Figure 6. A second glycolytic HLRCC cancer cell line, UOK268, exhibited decreased levels of AMPK, DMT1 and p53

(A) Immunoblots of AMPKα-p, ACC-p (an AMPK effector), DMT1 and IRP2 in UOK268 compared to HEK293 and 786-0WT cells. (B) Immunoblots of AMPKα, AMPKβ and DMT1 levels in UOK268 cells compared to HEK293, 786-0WT and UOK262 cells. (C) Immunoblots of p53 in UOK268 and UOK262 cells compared to HEK293, 786-0WT and UOK262 cells.
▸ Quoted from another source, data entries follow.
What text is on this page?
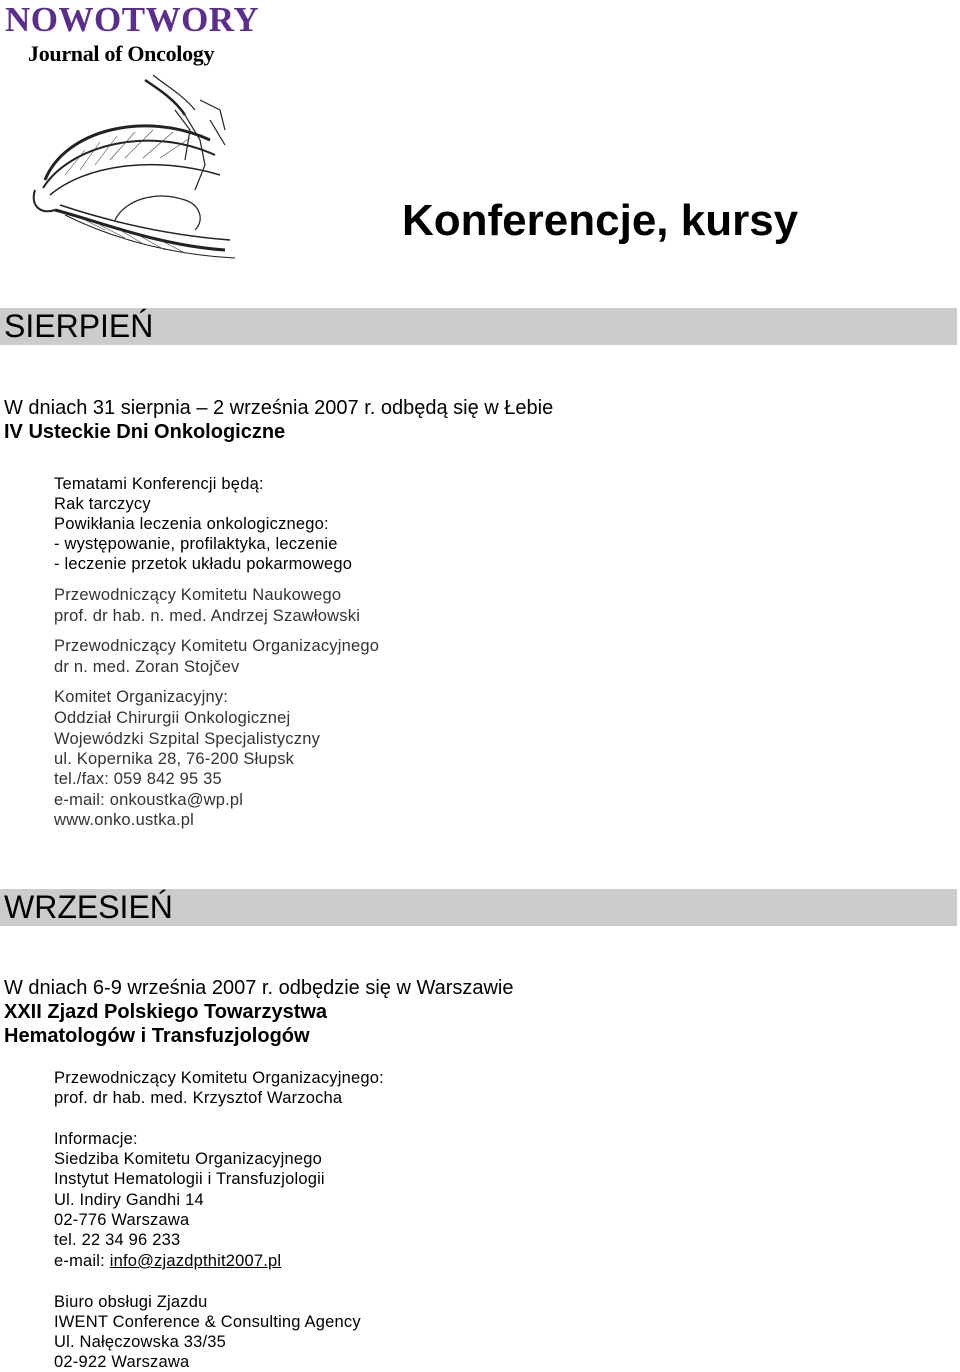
NOWOTWORY
Journal of Oncology
Konferencje, kursy
SIERPIEŃ
W dniach 31 sierpnia – 2 września 2007 r. odbędą się w Łebie
IV Usteckie Dni Onkologiczne
Tematami Konferencji będą:
Rak tarczycy
Powikłania leczenia onkologicznego:
- występowanie, profilaktyka, leczenie
- leczenie przetok układu pokarmowego
Przewodniczący Komitetu Naukowego
prof. dr hab. n. med. Andrzej Szawłowski
Przewodniczący Komitetu Organizacyjnego
dr n. med. Zoran Stojčev
Komitet Organizacyjny:
Oddział Chirurgii Onkologicznej
Wojewódzki Szpital Specjalistyczny
ul. Kopernika 28, 76-200 Słupsk
tel./fax: 059 842 95 35
e-mail: onkoustka@wp.pl
www.onko.ustka.pl
WRZESIEŃ
W dniach 6-9 września 2007 r. odbędzie się w Warszawie
XXII Zjazd Polskiego Towarzystwa
Hematologów i Transfuzjologów
Przewodniczący Komitetu Organizacyjnego:
prof. dr hab. med. Krzysztof Warzocha
Informacje:
Siedziba Komitetu Organizacyjnego
Instytut Hematologii i Transfuzjologii
Ul. Indiry Gandhi 14
02-776 Warszawa
tel. 22 34 96 233
e-mail: info@zjazdpthit2007.pl
Biuro obsługi Zjazdu
IWENT Conference & Consulting Agency
Ul. Nałęczowska 33/35
02-922 Warszawa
Figure 7. Chemical inhibition of SDH in non-HLRCC cells can induce metabolic changes similar to those observed in FH-deficient UOK262 cells

(A) IRP activities were assessed in 786-0WT, UOK117C4 and HEK293 cells that were treated with TTFA, an inhibitor of SDH, for 48 h. (B) Immunoblots of IRP2 and TfR1 in 786-0WT cells treated with TTFA. (C) IRP activities in 786-0WT cells treated with TTFA at different glucose concentrations. (D) Immunoblots of IRP2 and TfR1 in 786-0WT cells treated with TTFA at different glucose concentrations. (E) Time-dependent effect of 1 mM TTFA treatment on ATP levels (+/− SD) in HEK293 cells. (F) Time-dependent effect of 1 mM TTFA treatment on the levels of AMPKα and AMPKα-p in HEK293 and 786-0WT cells as assessed by immunoblot analysis. (G) Effect of TTFA treatment for 48h on the levels of AMPKα-p, AMPKα, AMPKβ, ACC-p, p53, and S6-p in HEK293 cells. (H) Effect of TTFA treatment of HEK293 and UOK117C4 cells for 48h on the levels of AMPKα-p, ACC-p, DMT1 and IRP activities. See also Figure S4.
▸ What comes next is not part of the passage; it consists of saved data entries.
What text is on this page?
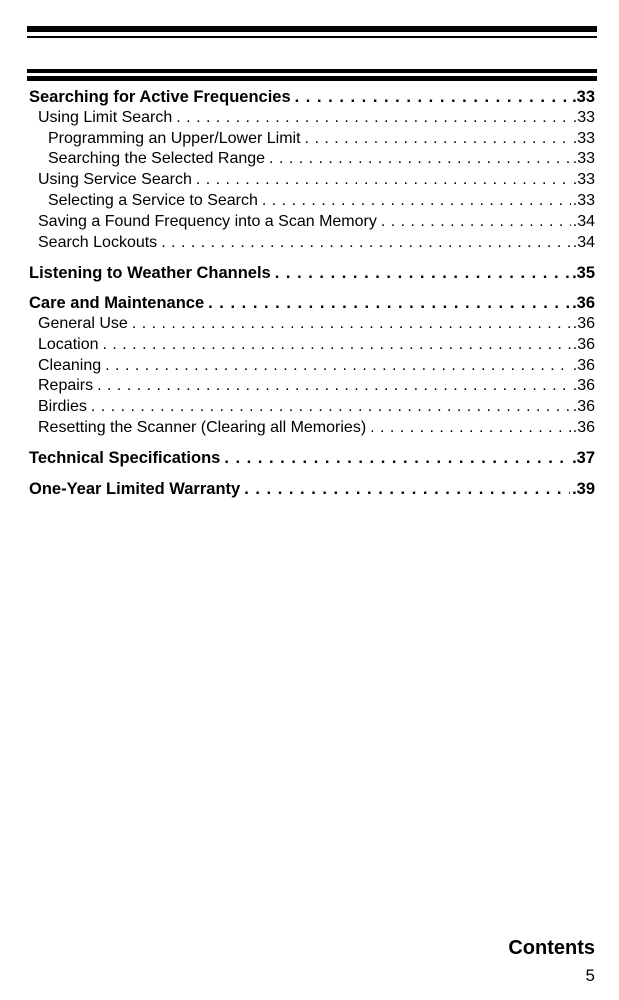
Searching for Active Frequencies . . .	.33
Using Limit Search . . .	.33
Programming an Upper/Lower Limit . . .	.33
Searching the Selected Range . . .	.33
Using Service Search . . .	.33
Selecting a Service to Search . . .	.33
Saving a Found Frequency into a Scan Memory . . .	.34
Search Lockouts . . .	.34
Listening to Weather Channels . . .	.35
Care and Maintenance . . .	.36
General Use . . .	.36
Location . . .	.36
Cleaning . . .	.36
Repairs . . .	.36
Birdies . . .	.36
Resetting the Scanner (Clearing all Memories) . . .	.36
Technical Specifications . . .	.37
One-Year Limited Warranty . . .	.39
Contents
5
Figure 8. Silencing of HIF-1α and activation of AMPK reduced the invasive potential of the FH-deficient UOK262 cells, which have a distinctive metabolic profile

(A) Immunoblots of HIF-1α, HIF-2α, AMPKα-p, AMPKβ, DMT1, IRP2 in UOK262 compared to 786-0 cells. (B) Effect of siRNA-mediated silencing of HIF-1α on the invasion activities of UOK262 cells measured using the RT-CIM cell invasion monitoring system. (C) Effect of treatment with the AMPK activators metformin and AICAR on the invasion activities of UOK262 cells. (D) A working model for FH-deficient cells, in which impairment of the TCA cycle imposes a need to shift energy production from respiration to glycolysis, and induces an AMPK-dependent decrease in p53 and activation of anabolic factors ACC and S6. Reduced AMPK levels decrease expression of the DMT1 iron transporter, resulting in reduced iron uptake and activation of IRPs. While reduced cytosolic iron levels and fumarate accumulation are expected to inhibit PHDs and stabilize both HIF-1α and HIF-2α proteins, activation of IRPs would selectively repress HIF-2α translation and attenuate the potential increase in HIF-2α proteins. The increased expression of HIF-1α and glycolytic shift, coupled to decreases of AMPK and p53 levels, and increased activity of anabolic pathways (shown in orange) may all confer growth/survival advantages to FH-deficient RCC.